Hydrological Simulation by SWAT Model with Fixed and Varied Parameterization Approaches Under Land Use Change

• Published in: Water resources management Vol. 27; no. 8; pp. 2823 - 2838
• Main Authors: Du, Jinkang, Rui, Hanyi, Zuo, Tianhui, Li, Qian, Zheng, Dapeng, Chen, Ailing, Xu, Youpeng, Xu, C.-Y.
• Format: Journal Article
• Language: English
• Published: Dordrecht Springer Netherlands 01.06.2013; Springer; Springer Nature B.V
• Subjects: Atmospheric Sciences; Best management practices; Civil Engineering; Climate change; Computer simulation; Earth and Environmental Science; Earth Sciences; Earth, ocean, space; Engineering and environment geology. Geothermics; Environment; Exact sciences and technology; Floods; Freshwater; Geotechnical Engineering & Applied Earth Sciences; Hydrogeology; Hydrologic modeling; Hydrology; Hydrology. Hydrogeology; Hydrology/Water Resources; Land use; Mathematical models; Natural hazards: prediction, damages, etc; Optimization techniques; Parametrization; Precipitation; Runoff; Sensitivity analysis; Simulation; Stream flow; Studies; Urbanization; Variables; Water resources; Water resources management; Watershed management; Watersheds; Far East; Asia; China; China, People's Rep; SWAT; Sensitivity analysis; Hydrological modeling; Land use change; rivers; floods; sensitivity analysis; water balance; digital simulation; urbanization; drainage basins; hydrological modeling; water resources; land use; water resource management; strategy; land cover
• ISSN: 0920-4741; 1573-1650
• DOI: 10.1007/s11269-013-0317-0

Land use and land cover (LULC) change within a watershed is recognized as an important factor affecting hydrological processes and water resources.
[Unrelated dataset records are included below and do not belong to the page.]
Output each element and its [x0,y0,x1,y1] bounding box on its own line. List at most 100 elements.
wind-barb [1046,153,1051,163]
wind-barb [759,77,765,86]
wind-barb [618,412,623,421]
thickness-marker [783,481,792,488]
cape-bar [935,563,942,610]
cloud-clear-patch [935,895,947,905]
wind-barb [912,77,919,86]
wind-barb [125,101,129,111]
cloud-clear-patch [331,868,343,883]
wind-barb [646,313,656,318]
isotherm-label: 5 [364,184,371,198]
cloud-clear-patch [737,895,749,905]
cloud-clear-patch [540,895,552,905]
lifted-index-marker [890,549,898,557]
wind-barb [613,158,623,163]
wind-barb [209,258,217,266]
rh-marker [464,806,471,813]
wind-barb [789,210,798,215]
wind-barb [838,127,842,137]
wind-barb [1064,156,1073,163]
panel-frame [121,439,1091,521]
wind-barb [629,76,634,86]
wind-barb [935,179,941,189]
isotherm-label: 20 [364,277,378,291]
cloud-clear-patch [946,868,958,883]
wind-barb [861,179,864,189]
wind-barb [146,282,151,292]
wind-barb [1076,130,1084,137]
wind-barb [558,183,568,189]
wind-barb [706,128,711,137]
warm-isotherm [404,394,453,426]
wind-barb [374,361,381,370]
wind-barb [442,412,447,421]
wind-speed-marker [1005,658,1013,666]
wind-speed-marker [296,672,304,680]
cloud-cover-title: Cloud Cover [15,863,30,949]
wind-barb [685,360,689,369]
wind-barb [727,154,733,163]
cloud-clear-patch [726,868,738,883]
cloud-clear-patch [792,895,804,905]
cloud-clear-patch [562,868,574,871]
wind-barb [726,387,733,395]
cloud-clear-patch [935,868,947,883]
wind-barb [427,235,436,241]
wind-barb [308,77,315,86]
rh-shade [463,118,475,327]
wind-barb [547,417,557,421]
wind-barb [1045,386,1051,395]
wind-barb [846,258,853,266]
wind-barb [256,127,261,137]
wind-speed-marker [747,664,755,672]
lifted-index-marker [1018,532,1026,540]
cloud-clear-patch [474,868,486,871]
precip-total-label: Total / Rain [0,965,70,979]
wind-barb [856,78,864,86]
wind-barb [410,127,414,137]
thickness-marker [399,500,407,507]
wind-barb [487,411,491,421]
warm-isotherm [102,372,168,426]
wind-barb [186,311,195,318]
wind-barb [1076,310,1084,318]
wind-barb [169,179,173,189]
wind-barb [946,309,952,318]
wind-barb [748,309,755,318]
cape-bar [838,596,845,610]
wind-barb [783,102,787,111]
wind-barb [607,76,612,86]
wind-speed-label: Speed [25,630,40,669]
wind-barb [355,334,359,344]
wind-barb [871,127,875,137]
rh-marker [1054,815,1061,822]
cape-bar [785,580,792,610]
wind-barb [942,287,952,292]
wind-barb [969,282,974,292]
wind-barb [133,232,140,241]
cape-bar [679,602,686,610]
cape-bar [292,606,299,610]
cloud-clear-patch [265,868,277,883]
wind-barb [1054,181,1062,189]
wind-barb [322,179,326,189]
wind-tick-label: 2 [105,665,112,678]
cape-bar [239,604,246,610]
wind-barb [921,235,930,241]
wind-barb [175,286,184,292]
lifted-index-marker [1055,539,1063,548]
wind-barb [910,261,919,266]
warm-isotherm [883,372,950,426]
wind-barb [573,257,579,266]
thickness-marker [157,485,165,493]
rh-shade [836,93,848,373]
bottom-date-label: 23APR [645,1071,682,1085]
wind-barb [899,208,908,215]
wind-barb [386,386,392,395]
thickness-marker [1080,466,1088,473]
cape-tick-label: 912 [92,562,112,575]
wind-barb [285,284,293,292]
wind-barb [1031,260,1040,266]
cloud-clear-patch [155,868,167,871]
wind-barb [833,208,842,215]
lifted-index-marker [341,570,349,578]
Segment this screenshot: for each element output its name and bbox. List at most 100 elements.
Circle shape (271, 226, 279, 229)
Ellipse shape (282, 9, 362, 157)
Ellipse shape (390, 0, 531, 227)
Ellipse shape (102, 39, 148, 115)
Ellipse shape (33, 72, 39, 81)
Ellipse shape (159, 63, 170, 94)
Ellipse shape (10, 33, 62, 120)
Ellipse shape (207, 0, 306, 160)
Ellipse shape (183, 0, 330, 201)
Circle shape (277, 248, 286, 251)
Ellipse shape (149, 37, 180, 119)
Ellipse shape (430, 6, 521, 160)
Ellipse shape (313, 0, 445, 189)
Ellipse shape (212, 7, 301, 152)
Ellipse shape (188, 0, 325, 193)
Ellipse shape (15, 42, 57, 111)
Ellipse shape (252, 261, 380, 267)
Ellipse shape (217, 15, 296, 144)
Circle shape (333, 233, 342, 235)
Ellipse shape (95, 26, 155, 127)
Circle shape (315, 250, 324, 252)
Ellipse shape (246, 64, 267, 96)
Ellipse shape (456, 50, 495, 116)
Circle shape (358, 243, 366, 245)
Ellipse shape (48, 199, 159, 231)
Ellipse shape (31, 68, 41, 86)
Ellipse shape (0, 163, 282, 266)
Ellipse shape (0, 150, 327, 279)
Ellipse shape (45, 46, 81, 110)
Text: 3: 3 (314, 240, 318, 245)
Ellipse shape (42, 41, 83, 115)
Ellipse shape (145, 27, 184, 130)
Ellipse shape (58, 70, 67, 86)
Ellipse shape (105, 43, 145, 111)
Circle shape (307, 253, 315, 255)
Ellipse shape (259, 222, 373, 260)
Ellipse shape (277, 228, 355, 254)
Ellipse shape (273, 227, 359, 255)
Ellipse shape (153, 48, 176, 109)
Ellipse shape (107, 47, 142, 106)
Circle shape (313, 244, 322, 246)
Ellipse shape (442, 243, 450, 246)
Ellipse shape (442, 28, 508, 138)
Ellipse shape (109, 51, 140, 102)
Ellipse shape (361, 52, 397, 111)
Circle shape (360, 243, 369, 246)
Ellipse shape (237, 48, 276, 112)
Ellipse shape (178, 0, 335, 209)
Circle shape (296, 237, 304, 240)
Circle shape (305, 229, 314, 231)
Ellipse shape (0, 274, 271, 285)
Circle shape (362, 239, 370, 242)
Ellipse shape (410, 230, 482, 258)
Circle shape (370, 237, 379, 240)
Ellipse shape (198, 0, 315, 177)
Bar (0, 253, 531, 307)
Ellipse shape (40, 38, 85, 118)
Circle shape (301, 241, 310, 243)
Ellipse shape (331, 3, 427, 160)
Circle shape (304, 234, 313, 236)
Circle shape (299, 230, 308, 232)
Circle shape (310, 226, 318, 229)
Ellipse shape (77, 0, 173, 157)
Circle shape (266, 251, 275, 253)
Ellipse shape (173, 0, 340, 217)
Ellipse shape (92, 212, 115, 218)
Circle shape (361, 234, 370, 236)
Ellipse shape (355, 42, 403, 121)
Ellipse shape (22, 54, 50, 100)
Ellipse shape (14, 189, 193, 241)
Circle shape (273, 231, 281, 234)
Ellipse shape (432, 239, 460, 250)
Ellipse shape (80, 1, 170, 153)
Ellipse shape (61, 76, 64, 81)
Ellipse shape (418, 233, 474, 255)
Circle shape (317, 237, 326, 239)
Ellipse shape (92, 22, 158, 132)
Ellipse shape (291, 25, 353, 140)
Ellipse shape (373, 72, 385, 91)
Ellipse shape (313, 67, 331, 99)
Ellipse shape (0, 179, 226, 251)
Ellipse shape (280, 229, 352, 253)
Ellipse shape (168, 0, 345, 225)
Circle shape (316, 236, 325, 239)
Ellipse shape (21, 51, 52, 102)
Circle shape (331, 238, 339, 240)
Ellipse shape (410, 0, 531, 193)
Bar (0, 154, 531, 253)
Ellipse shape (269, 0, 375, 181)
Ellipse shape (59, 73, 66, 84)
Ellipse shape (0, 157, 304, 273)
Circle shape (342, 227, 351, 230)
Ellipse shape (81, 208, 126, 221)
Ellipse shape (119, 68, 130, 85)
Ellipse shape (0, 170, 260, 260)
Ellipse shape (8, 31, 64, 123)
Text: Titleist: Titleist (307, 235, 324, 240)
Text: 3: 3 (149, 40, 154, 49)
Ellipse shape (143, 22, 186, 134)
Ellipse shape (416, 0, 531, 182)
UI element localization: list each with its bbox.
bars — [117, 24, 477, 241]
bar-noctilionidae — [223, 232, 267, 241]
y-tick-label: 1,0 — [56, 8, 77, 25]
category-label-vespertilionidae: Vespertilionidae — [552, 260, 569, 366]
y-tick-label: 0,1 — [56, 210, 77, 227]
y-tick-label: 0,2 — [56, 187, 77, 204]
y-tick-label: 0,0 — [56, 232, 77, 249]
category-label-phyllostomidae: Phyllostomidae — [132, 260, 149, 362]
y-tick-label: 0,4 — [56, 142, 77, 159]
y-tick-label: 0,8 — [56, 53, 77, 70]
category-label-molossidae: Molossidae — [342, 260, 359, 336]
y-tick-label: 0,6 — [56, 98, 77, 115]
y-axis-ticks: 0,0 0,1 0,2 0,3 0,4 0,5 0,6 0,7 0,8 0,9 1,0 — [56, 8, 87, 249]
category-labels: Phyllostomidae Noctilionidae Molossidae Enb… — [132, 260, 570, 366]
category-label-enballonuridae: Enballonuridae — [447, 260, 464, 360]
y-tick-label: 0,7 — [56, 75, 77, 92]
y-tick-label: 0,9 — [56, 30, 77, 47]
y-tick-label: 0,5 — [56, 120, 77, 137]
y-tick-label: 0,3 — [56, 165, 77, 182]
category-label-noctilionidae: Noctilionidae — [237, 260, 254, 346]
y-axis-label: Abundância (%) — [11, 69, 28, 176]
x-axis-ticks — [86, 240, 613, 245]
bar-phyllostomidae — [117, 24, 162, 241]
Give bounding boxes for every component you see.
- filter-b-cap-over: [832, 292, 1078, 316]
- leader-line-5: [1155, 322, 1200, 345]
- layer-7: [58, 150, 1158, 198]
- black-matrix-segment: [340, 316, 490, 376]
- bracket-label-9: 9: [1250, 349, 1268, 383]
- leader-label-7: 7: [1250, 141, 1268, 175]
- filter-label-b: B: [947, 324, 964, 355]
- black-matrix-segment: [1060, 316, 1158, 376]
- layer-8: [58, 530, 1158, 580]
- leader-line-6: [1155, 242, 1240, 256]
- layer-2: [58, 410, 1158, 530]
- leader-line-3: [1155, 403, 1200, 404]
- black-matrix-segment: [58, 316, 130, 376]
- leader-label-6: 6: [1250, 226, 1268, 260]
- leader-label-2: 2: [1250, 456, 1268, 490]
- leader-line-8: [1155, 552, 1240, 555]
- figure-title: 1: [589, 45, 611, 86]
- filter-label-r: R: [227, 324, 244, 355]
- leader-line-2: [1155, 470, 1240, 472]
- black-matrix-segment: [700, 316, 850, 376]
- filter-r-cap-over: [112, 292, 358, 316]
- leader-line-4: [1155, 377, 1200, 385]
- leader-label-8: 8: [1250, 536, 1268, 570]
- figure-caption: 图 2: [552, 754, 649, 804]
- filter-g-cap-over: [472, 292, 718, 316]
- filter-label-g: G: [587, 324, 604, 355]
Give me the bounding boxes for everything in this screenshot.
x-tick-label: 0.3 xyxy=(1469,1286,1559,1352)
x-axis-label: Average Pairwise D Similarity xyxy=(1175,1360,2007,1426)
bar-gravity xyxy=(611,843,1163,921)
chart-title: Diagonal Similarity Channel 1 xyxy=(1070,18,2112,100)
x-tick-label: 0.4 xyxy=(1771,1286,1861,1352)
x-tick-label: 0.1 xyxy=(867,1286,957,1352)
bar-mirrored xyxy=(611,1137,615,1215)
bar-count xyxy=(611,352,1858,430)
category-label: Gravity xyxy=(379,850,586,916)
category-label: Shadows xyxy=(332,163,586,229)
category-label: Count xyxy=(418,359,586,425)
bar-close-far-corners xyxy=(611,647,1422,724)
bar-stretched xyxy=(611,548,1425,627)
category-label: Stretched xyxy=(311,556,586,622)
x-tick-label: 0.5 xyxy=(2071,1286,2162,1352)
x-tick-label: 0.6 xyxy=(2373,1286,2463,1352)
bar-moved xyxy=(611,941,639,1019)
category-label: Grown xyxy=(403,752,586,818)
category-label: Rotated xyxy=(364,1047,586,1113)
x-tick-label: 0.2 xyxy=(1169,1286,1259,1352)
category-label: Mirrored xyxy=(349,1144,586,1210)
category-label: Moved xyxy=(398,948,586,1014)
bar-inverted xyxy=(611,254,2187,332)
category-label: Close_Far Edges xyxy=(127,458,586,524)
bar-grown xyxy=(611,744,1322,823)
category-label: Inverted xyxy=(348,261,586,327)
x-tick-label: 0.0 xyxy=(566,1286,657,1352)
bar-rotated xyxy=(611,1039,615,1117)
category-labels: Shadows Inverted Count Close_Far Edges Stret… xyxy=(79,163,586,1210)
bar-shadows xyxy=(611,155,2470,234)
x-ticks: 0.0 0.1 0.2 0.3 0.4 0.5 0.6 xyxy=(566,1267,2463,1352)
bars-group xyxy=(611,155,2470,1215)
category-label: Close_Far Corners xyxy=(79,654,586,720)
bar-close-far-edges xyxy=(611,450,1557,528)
Modeling the hydrological effects of land-use change is important not only for after-the-fact analyses, but also for understanding and predicting the potential hydrological consequences of existing land-use practices. The main aim of the study is to understand and quantify the hydrological processes in a rapid urbanization region. The SWAT model and the Qinhuai River basin, one of the most rapidly urbanizing regions in China were selected to perform the study. In the study, a varied parameterization strategy was developed by establishing regression equations with selected SWAT parameters as dependent variables and catchment impermeable area as independent variable. The performance of the newly developed varied parameterization approach was compared with the conventional fixed parameterization approach in simulating the hydrological processes under LULC changes. The results showed that the model simulation with varied parameterization approach has a large improvement over the conventional fixed parameterization approach in terms of both long-term water balance and flood events simulations. The proposed modeling approach could provide an essential reference for the study of assessing the impact of LULC changes on hydrology in other regions.